SAHA provides support for Didem Pekün’s new projects for the Luleå Biennial held on 21 November 2020 – 14 February 2021. Curated by Karin Bähler Lavér, Emily Fahlén and Asrin Haidari, this edition of the biennial is titled “Time on Earth”.
Disturbed Earth is a theatrical performance commissioned especially for the biennial that takes the 1995 Srebrenica genocide as its starting point for a biting reflection on bureaucracy’s failure to act when faced with a crisis. “Disturbed Earth” is a term employed by the analysts of the US Security Council to describe the mass graves visible on aerial photographs of the landscape around Srebrenica. The genocide could have been prevented. International forces were informed, yet did not intervene, paralysed as they were by the unending back and forth of bureaucratic protocol. Consequently, refugees seeking protection in the UN’s camps were handed over to certain death at the hands of their perpetrators. Disturbed Earth addresses the frightening contradiction that the UN, set up to secure peace through the rule of law, failed to serve justice because the law’s slow decision-making process prevented timely intervention.
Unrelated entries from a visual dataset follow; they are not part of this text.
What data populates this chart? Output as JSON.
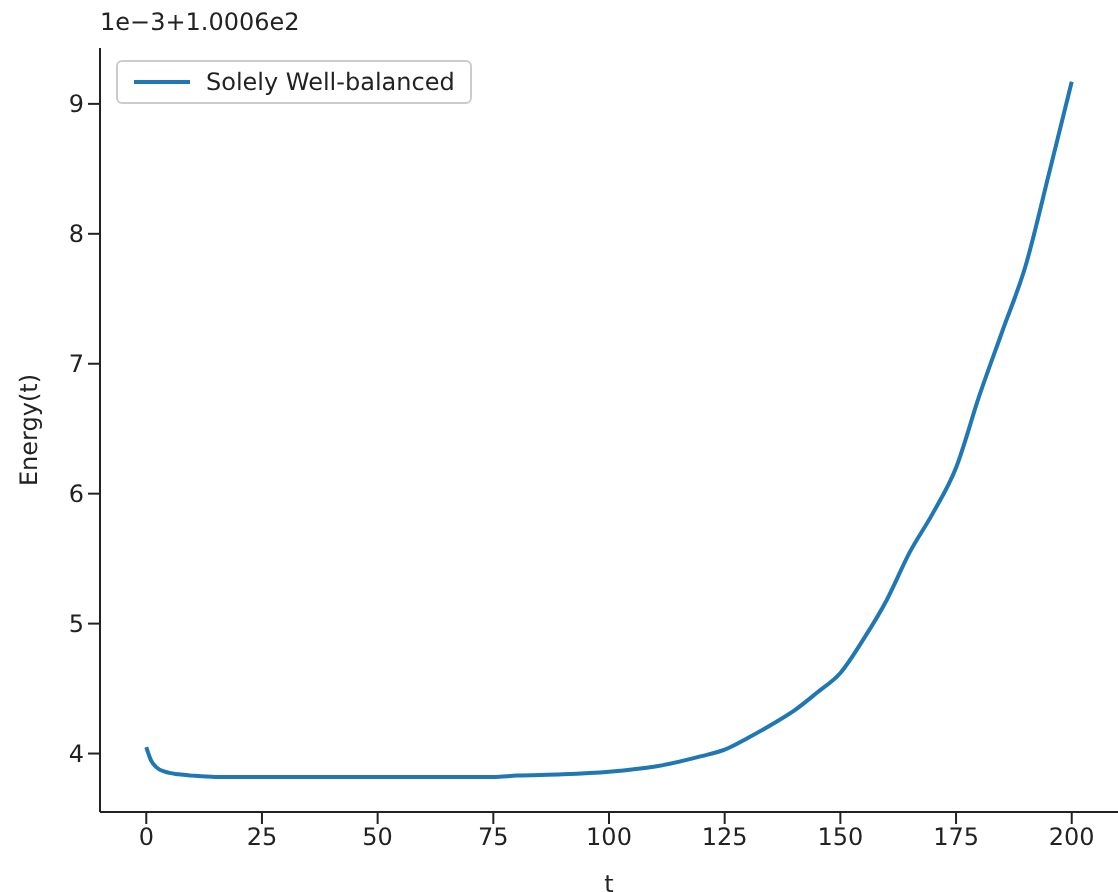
{
  "chart_data": {
    "type": "line",
    "xlabel": "t",
    "ylabel": "Energy(t)",
    "annotations": [
      "1e−3+1.0006e2"
    ],
    "xlim": [
      -10,
      210
    ],
    "xticks": [
      0,
      25,
      50,
      75,
      100,
      125,
      150,
      175,
      200
    ],
    "ylim": [
      3.55,
      9.43
    ],
    "yticks": [
      4,
      5,
      6,
      7,
      8,
      9
    ],
    "grid": false,
    "legend": "top left",
    "series": [
      {
        "name": "Solely Well-balanced",
        "color": "#1f77b4",
        "x": [
          0,
          1,
          2,
          4,
          7,
          10,
          15,
          30,
          45,
          60,
          75,
          80,
          90,
          100,
          110,
          120,
          125,
          130,
          135,
          140,
          145,
          150,
          155,
          160,
          165,
          170,
          175,
          180,
          185,
          190,
          195,
          200
        ],
        "values": [
          4.05,
          3.95,
          3.9,
          3.86,
          3.84,
          3.83,
          3.82,
          3.82,
          3.82,
          3.82,
          3.82,
          3.83,
          3.84,
          3.86,
          3.9,
          3.98,
          4.03,
          4.12,
          4.22,
          4.33,
          4.47,
          4.62,
          4.88,
          5.18,
          5.55,
          5.85,
          6.2,
          6.75,
          7.25,
          7.75,
          8.45,
          9.17
        ]
      }
    ]
  }
}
The work consists of a film and spatial alterations in the gallery space developed in collaboration with architect-designers Aslihan Demirtaş and Ali Cindoruk (KHORA). Drawings on floors and walls of Luleå konsthall are abstract representations of the interior spaces of each cinematic scene. They signify the sharp and decisive detachment of the bureaucratic space from the realities of the field where atrocities unfold and crime scene conditions set in. The lines are dispersed into the whole installation space much like how these self-isolating bureaucratic spaces are globally distributed.